Linux’s role in the new eduroam infrastructure

People within Oxford University may be aware that the eduroam service has recently been upgraded to increase its bandwidth, which was saturated on the old infrastructure. This included the replacement of two Linux servers which provide services key to the successful running of eduroam. Much of what was done involved porting the old setup to new hardware, but we took the opportunity to improve the resiliency and tie up a few loose ends. This series of blog posts will seek to explain our new setup, some hurdles that we encountered while upgrading and some useful guiding blog posts and documentation we used.

The upgrade included an upgrade of the switches that sit either side of the Linux boxes (from two independent Cisco 3560 switches to two Cisco Catalyst 4500-X switches set up as a VSS pair) they warrant a series of posts of their own, which are being written by John Swain, and are being published concurrently with this series.
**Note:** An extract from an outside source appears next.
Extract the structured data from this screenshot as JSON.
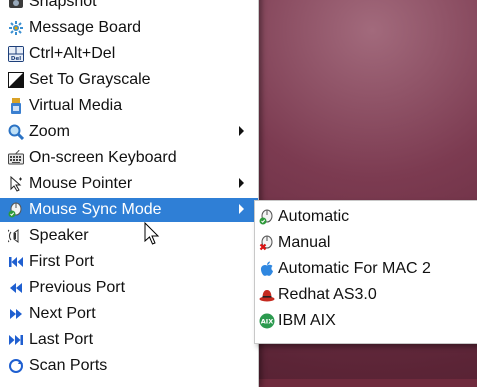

There will be some overlap in the coverage but you may read either series in isolation, depending on what interests you.

The setup

Eduroam is a location independent service; whether you’re sat in the Bodleian library or in the John Radcliffe hospital, when you connect to the eduroam wireless SSID, the traffic generated eventually ends up going through one of two Linux servers (configured as an active/standby pair) which NAT the traffic, and route it via some dedicated networking infrastructure and onwards via janet to its destination. For a network the size of Oxford University’s eduroam, this is quite a feat in itself that I can claim absolutely no credit for (it was like that when I got here.)

The Linux servers’ roles in all of this are the following:

  • NAT – eduroam clients are assigned private IP addresses and so they need to be translated to a public IP before being given to janet.
  • DHCP – eduroam clients need unique addresses. One of a DHCP server’s roles is to ensure this is true by assigning addresses uniquely per client connected.
  • DNS – resolving a hostname (e.g. www.ox.ac.uk) to an IP address. This isn’t currently done by these boxes but they may do it in the future.
  • Logging – we log connections to assist with cease and desist requests.

NAT is the primary focus of this first blog post.

Network Address Translation

What is it?

The IP address assigned to an eduroam client is from an RFC1918, or private, address range. An example is 10.16.1.1 which can be found on the network 10.16.0.0/23. This means that while the client can in theory talk to other clients on the same range, for example 10.16.1.2, access to external sites, such as www.google.com, www.bbc.co.uk and even www.ox.ac.uk is not possible. What the client needs is a public IP address so that when it talks to the outside world’s public IP addresses, the outside world knows where to send a reply. In an ideal world everyone would have a unique public address, but this isn’t an ideal world. There are 4.3 billion IP addresses to be shared amongst 7 billion people and until a new IP standard comes along (IPv6 is just around the corner, and has been for years) we will have to make do with sharing public IPs so multiple private addresses use the same public address. It is the job of a Network Address Translation (NAT) server to translate a range of private addresses (e.g. 10.16.1.1, 10.16.1.2) to a public (e.g. 192.76.8.1) address. When you contact an external site, such as www.ox.ac.uk, the NAT server translates your address from private to public, and hands the request to www.ox.ac.uk.

A schematic diagram of the flow of traffic from an eduroam client to the outside world

A client making a request on eduroam

The www.ox.ac.uk web server replies, sending the reply to the NAT server, which translates the address back to the private one and you eventually get back the response to the original request.

The reply received by an eduroam client

The response from an external host

Some people might point out that I have just described PAT (port address translation) rather than NAT because NAT is not strictly address sharing. To those people I would say that you are correct, but I will still be referring to it as NAT for the remainder of this post as the meanings have become so blurred that not many people would be able to make the distinction.

Initial setup – Turning on packet forwarding.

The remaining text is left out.